High-throughput phenotyping with electronic medical record data using a common semi-supervised approach (PheCAP)

Abstract

Phenotypes are the foundation for clinical and genetic studies of disease risk and outcomes. The growth of biobanks linked to electronic medical record (EMR) data has both facilitated and increased the demand for efficient, accurate, and robust approaches for phenotyping millions of patients. Challenges to phenotyping with EMR data include variation in the accuracy of codes, as well as the high level of manual input required to identify features for the algorithm and to obtain gold standard labels. To address these challenges, we developed PheCAP, a high-throughput semi-supervised phenotyping pipeline. PheCAP begins with data from the EMR, including structured data and information extracted from the narrative notes using natural language processing (NLP). The standardized steps integrate automated procedures, which reduce the level of manual input, and machine learning approaches for algorithm training. PheCAP itself can be executed in 1-2 d if all data are available; however, the timing is largely dependent on the chart review stage, which typically requires at least 2 weeks. The final products of PheCAP include a phenotype algorithm, the probability of the phenotype for all patients, and a phenotype classification (yes or no).

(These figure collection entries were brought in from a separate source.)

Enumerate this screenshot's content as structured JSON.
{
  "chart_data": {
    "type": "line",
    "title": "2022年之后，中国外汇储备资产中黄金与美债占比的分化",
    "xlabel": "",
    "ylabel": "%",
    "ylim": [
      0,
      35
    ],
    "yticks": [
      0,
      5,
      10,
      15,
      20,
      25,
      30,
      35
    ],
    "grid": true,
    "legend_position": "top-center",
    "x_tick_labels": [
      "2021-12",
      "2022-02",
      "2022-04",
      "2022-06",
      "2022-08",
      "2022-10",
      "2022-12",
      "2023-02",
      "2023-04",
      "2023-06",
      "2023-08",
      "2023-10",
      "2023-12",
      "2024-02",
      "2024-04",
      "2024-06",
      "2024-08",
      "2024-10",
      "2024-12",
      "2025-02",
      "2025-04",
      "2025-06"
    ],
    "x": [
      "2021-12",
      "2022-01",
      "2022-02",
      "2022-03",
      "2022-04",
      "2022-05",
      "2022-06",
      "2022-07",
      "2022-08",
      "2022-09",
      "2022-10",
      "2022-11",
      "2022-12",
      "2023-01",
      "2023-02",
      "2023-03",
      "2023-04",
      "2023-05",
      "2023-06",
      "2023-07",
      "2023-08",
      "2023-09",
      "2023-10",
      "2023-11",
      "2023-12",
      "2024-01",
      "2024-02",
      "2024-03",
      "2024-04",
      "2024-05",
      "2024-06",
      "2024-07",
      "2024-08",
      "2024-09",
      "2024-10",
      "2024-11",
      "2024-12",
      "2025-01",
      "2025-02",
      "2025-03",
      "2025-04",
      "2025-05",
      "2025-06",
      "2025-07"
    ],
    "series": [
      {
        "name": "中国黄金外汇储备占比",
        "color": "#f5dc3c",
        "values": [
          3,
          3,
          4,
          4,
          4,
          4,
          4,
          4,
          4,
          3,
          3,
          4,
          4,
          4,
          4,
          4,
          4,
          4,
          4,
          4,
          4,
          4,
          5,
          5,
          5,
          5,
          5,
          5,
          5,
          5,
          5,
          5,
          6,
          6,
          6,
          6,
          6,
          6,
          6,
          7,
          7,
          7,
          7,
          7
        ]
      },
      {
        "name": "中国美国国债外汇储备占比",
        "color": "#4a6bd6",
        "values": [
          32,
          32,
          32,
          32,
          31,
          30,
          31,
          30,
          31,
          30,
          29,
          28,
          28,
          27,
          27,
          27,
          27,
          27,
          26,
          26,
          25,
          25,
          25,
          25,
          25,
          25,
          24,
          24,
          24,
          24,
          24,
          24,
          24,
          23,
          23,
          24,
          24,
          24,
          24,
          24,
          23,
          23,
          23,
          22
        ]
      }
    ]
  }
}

Figure 1.. PheCAP Overview.

Starting with all EMR data, a sensitive filter (Procedure step #1) such as a diagnosis code is used to create a data mart (Procedure step #2) containing all patients who may potentially have the phenotype. Codified data, such as diagnoses codes or medication prescriptions related to the phenotype are extracted from the data mart (Procedure steps #5-6). Additionally, concepts or terms related to the phenotype are extracted using natural language processing (NLP) (Procedure steps #10-15). The NLP dictionary can be developed manually or using an automated process. These data are combined into a patient level data table (Procedure step #7). In parallel, a random sample of patients is selected for chart review to provide gold standard labels (Procedure steps #3-4). Sparse machine learning is applied in two steps: an unsupervised (Procedure steps #28-35) and a supervised step (Procedure steps #36-41) to identify the important features of interest. The output of the pipeline is a phenotype algorithm, a probability of the phenotype for all subjects in the data mart, and a classification of the phenotype for each subject (yes/no) (Procedure steps #42-43).

Figure 2.. Creating an NLP dictionary.

Automated process to generate an NLP dictionary by processing knowledge sources using NLP (Procedure steps #10-14).

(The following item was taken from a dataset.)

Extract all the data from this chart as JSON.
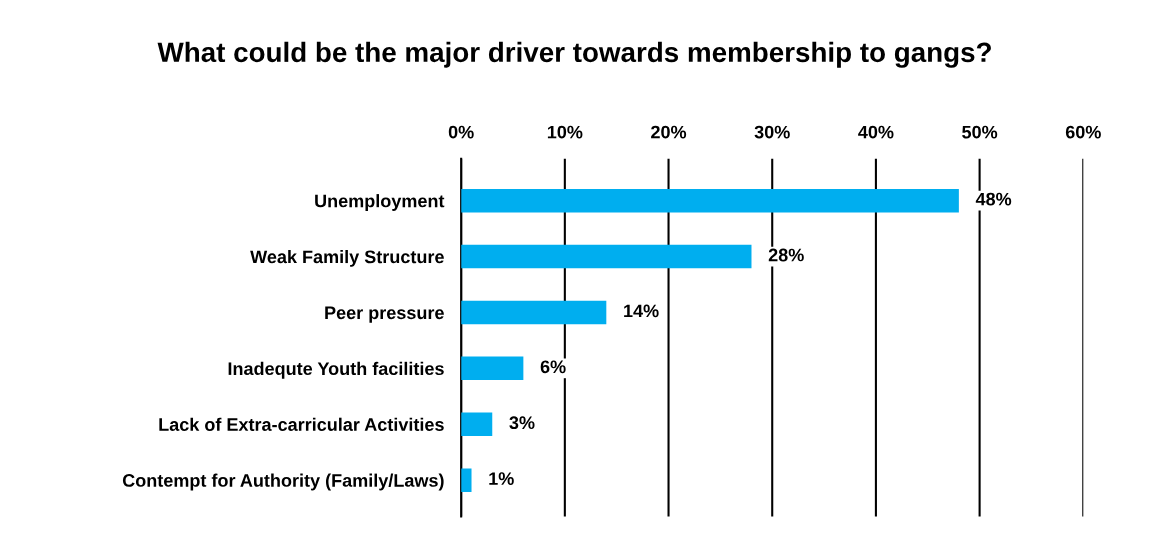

Figure 3.. Unsupervised Feature Learning.

Steps to identify informative codified and NLP features for the algorithm prior to supervised training of the algorithm with gold standard labels (Procedure steps #28-35).

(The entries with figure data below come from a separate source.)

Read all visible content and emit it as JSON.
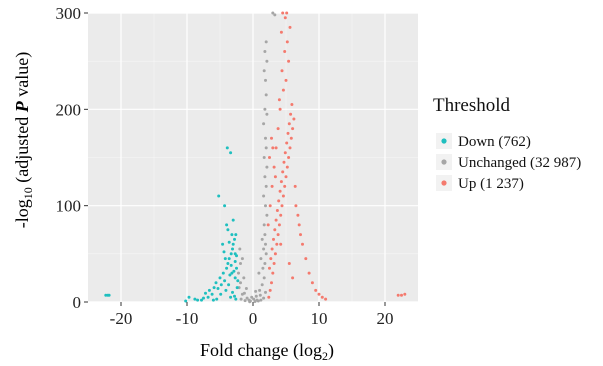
{
  "chart_data": {
    "type": "scatter",
    "title": "",
    "xlabel": "Fold change",
    "xlabel_unit": "(log",
    "xlabel_sub": "2",
    "xlabel_close": ")",
    "ylabel_prefix": "-log",
    "ylabel_sub": "10",
    "ylabel_mid": " (adjusted ",
    "ylabel_p": "P",
    "ylabel_suffix": " value)",
    "xlim": [
      -25,
      25
    ],
    "ylim": [
      0,
      300
    ],
    "x_ticks": [
      -20,
      -10,
      0,
      10,
      20
    ],
    "x_tick_labels": [
      "-20",
      "-10",
      "0",
      "10",
      "20"
    ],
    "y_ticks": [
      0,
      100,
      200,
      300
    ],
    "y_tick_labels": [
      "0",
      "100",
      "200",
      "300"
    ],
    "grid": true,
    "background": "#ebebeb",
    "legend": {
      "title": "Threshold",
      "placement": "right",
      "entries": [
        {
          "key": "down",
          "label": "Down (762)",
          "color": "#1fbfbf"
        },
        {
          "key": "unchanged",
          "label": "Unchanged (32 987)",
          "color": "#a6a6a6"
        },
        {
          "key": "up",
          "label": "Up (1 237)",
          "color": "#f47a6e"
        }
      ]
    },
    "series": [
      {
        "name": "Unchanged (32 987)",
        "color": "#a6a6a6",
        "points": [
          [
            -0.5,
            0.2
          ],
          [
            0.3,
            0.5
          ],
          [
            0.8,
            1
          ],
          [
            1.2,
            2
          ],
          [
            -1.2,
            1.5
          ],
          [
            -1.8,
            3
          ],
          [
            1.6,
            4
          ],
          [
            -0.6,
            2
          ],
          [
            0.5,
            6
          ],
          [
            1.9,
            10
          ],
          [
            -1.6,
            8
          ],
          [
            1.0,
            12
          ],
          [
            1.4,
            18
          ],
          [
            -1.0,
            14
          ],
          [
            -1.9,
            20
          ],
          [
            1.7,
            25
          ],
          [
            0.9,
            30
          ],
          [
            1.8,
            40
          ],
          [
            1.5,
            35
          ],
          [
            1.2,
            45
          ],
          [
            1.6,
            55
          ],
          [
            1.9,
            60
          ],
          [
            2.0,
            50
          ],
          [
            1.8,
            70
          ],
          [
            1.7,
            80
          ],
          [
            1.4,
            65
          ],
          [
            2.1,
            90
          ],
          [
            1.9,
            100
          ],
          [
            1.6,
            110
          ],
          [
            2.0,
            120
          ],
          [
            1.8,
            130
          ],
          [
            2.1,
            140
          ],
          [
            1.7,
            150
          ],
          [
            2.0,
            160
          ],
          [
            1.9,
            170
          ],
          [
            1.6,
            185
          ],
          [
            2.1,
            195
          ],
          [
            1.8,
            200
          ],
          [
            2.0,
            215
          ],
          [
            1.9,
            230
          ],
          [
            1.7,
            240
          ],
          [
            2.1,
            250
          ],
          [
            1.8,
            260
          ],
          [
            2.0,
            270
          ],
          [
            3.3,
            298
          ],
          [
            3.0,
            300
          ],
          [
            -2.0,
            55
          ],
          [
            -1.6,
            45
          ],
          [
            -1.9,
            40
          ],
          [
            -2.2,
            30
          ],
          [
            -1.4,
            25
          ],
          [
            -2.1,
            15
          ],
          [
            -0.4,
            1
          ],
          [
            0.1,
            3
          ],
          [
            -0.2,
            5
          ],
          [
            0.6,
            2
          ],
          [
            -0.9,
            4
          ],
          [
            1.1,
            7
          ],
          [
            -1.3,
            9
          ],
          [
            0.4,
            11
          ]
        ]
      },
      {
        "name": "Down (762)",
        "color": "#1fbfbf",
        "points": [
          [
            -22.3,
            7
          ],
          [
            -22.0,
            7
          ],
          [
            -21.8,
            7
          ],
          [
            -10.2,
            1
          ],
          [
            -9.7,
            5
          ],
          [
            -8.8,
            3
          ],
          [
            -8.4,
            2
          ],
          [
            -7.5,
            4
          ],
          [
            -7.2,
            9
          ],
          [
            -6.6,
            12
          ],
          [
            -6.2,
            8
          ],
          [
            -5.9,
            15
          ],
          [
            -5.6,
            20
          ],
          [
            -5.3,
            14
          ],
          [
            -5.0,
            25
          ],
          [
            -4.8,
            18
          ],
          [
            -4.5,
            30
          ],
          [
            -4.3,
            22
          ],
          [
            -4.0,
            35
          ],
          [
            -3.8,
            40
          ],
          [
            -3.6,
            45
          ],
          [
            -3.5,
            28
          ],
          [
            -3.3,
            50
          ],
          [
            -3.1,
            55
          ],
          [
            -3.0,
            60
          ],
          [
            -2.9,
            32
          ],
          [
            -2.8,
            65
          ],
          [
            -2.7,
            42
          ],
          [
            -2.6,
            70
          ],
          [
            -2.5,
            48
          ],
          [
            -4.6,
            60
          ],
          [
            -4.0,
            80
          ],
          [
            -3.8,
            75
          ],
          [
            -3.2,
            70
          ],
          [
            -3.0,
            85
          ],
          [
            -2.7,
            50
          ],
          [
            -3.9,
            160
          ],
          [
            -3.4,
            155
          ],
          [
            -5.2,
            110
          ],
          [
            -4.3,
            100
          ],
          [
            -4.9,
            8
          ],
          [
            -5.5,
            3
          ],
          [
            -6.0,
            2
          ],
          [
            -6.8,
            5
          ],
          [
            -7.8,
            2
          ],
          [
            -4.1,
            12
          ],
          [
            -3.7,
            18
          ],
          [
            -3.4,
            5
          ],
          [
            -3.1,
            10
          ],
          [
            -2.8,
            6
          ],
          [
            -2.6,
            3
          ],
          [
            -2.4,
            15
          ],
          [
            -2.3,
            22
          ],
          [
            -2.5,
            35
          ],
          [
            -2.7,
            25
          ],
          [
            -3.2,
            30
          ],
          [
            -4.2,
            45
          ],
          [
            -4.4,
            52
          ],
          [
            -3.6,
            62
          ],
          [
            -3.3,
            38
          ]
        ]
      },
      {
        "name": "Up (1 237)",
        "color": "#f47a6e",
        "points": [
          [
            2.4,
            5
          ],
          [
            2.6,
            12
          ],
          [
            2.8,
            20
          ],
          [
            3.0,
            30
          ],
          [
            3.2,
            40
          ],
          [
            3.4,
            50
          ],
          [
            3.6,
            60
          ],
          [
            3.8,
            70
          ],
          [
            4.0,
            80
          ],
          [
            4.2,
            90
          ],
          [
            4.4,
            100
          ],
          [
            4.6,
            110
          ],
          [
            4.8,
            120
          ],
          [
            5.0,
            130
          ],
          [
            5.2,
            140
          ],
          [
            5.4,
            150
          ],
          [
            5.6,
            160
          ],
          [
            5.8,
            170
          ],
          [
            6.0,
            180
          ],
          [
            6.2,
            190
          ],
          [
            2.5,
            35
          ],
          [
            2.7,
            45
          ],
          [
            2.9,
            55
          ],
          [
            3.1,
            65
          ],
          [
            3.3,
            75
          ],
          [
            3.5,
            85
          ],
          [
            3.7,
            95
          ],
          [
            3.9,
            105
          ],
          [
            4.1,
            115
          ],
          [
            4.3,
            125
          ],
          [
            4.5,
            135
          ],
          [
            4.7,
            145
          ],
          [
            4.9,
            155
          ],
          [
            5.1,
            165
          ],
          [
            5.3,
            175
          ],
          [
            5.5,
            185
          ],
          [
            5.7,
            195
          ],
          [
            5.9,
            205
          ],
          [
            4.0,
            210
          ],
          [
            4.6,
            220
          ],
          [
            5.0,
            230
          ],
          [
            4.4,
            240
          ],
          [
            5.4,
            250
          ],
          [
            4.8,
            260
          ],
          [
            5.2,
            270
          ],
          [
            4.3,
            280
          ],
          [
            5.6,
            285
          ],
          [
            4.9,
            295
          ],
          [
            4.5,
            300
          ],
          [
            5.1,
            300
          ],
          [
            6.5,
            100
          ],
          [
            7.0,
            80
          ],
          [
            7.5,
            60
          ],
          [
            8.0,
            45
          ],
          [
            8.5,
            30
          ],
          [
            9.0,
            20
          ],
          [
            9.5,
            12
          ],
          [
            10.0,
            8
          ],
          [
            10.5,
            5
          ],
          [
            11.0,
            3
          ],
          [
            2.3,
            80
          ],
          [
            2.6,
            100
          ],
          [
            2.9,
            120
          ],
          [
            3.2,
            140
          ],
          [
            3.5,
            160
          ],
          [
            3.8,
            180
          ],
          [
            4.1,
            200
          ],
          [
            6.4,
            120
          ],
          [
            6.8,
            90
          ],
          [
            7.2,
            70
          ],
          [
            22.0,
            7
          ],
          [
            22.5,
            7
          ],
          [
            23.0,
            8
          ],
          [
            2.5,
            150
          ],
          [
            2.8,
            170
          ],
          [
            3.0,
            160
          ],
          [
            3.4,
            130
          ],
          [
            4.2,
            60
          ],
          [
            5.5,
            40
          ],
          [
            6.0,
            25
          ]
        ]
      }
    ]
  }
}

Figure 4.. Detailed flow of PheCAP protocol.

User input required at various steps in the PheCAP protocol are specified at the top of the figure as the protocol moves from data extraction, data processing, through algorithm training and validation, and the final outputs: a phenotype algorithm, a probability of the phenotype for all subjects in the data mart, and a classification of the phenotype for each subject (yes or no). Numbers in the figure correspond to Procedure steps.

Figure 5.

Clinical terms identified by MetaMAP along with their mapped CUIs from a Wikipedia article on coronary artery disease (example of results obtained from Procedure step #13).

Figure 6.

Output from parsing the notes using after processing the i2b2 NLP Research Data Set using NILE (example of results obtained from Procedure step #15).

Figure 7.

Output from the supervised algorithm training step depicting (a) SAFE selected features with coefficients from the supervised training step (example of results obtained from Procedure step 38); (b) estimated percent of patients classified as cases (pos.rate), false positive rate (FPR), true positive rate (TPR), PPV, NPV, and F-score over a range of cut-off values from validating the algorithm (example of results obtained from Procedure step 41); (c) predicted probability of being a case for patients in the data mart along with their predicted case status, 1=case, 0=non-case (example of results obtained from Procedure steps 42-43).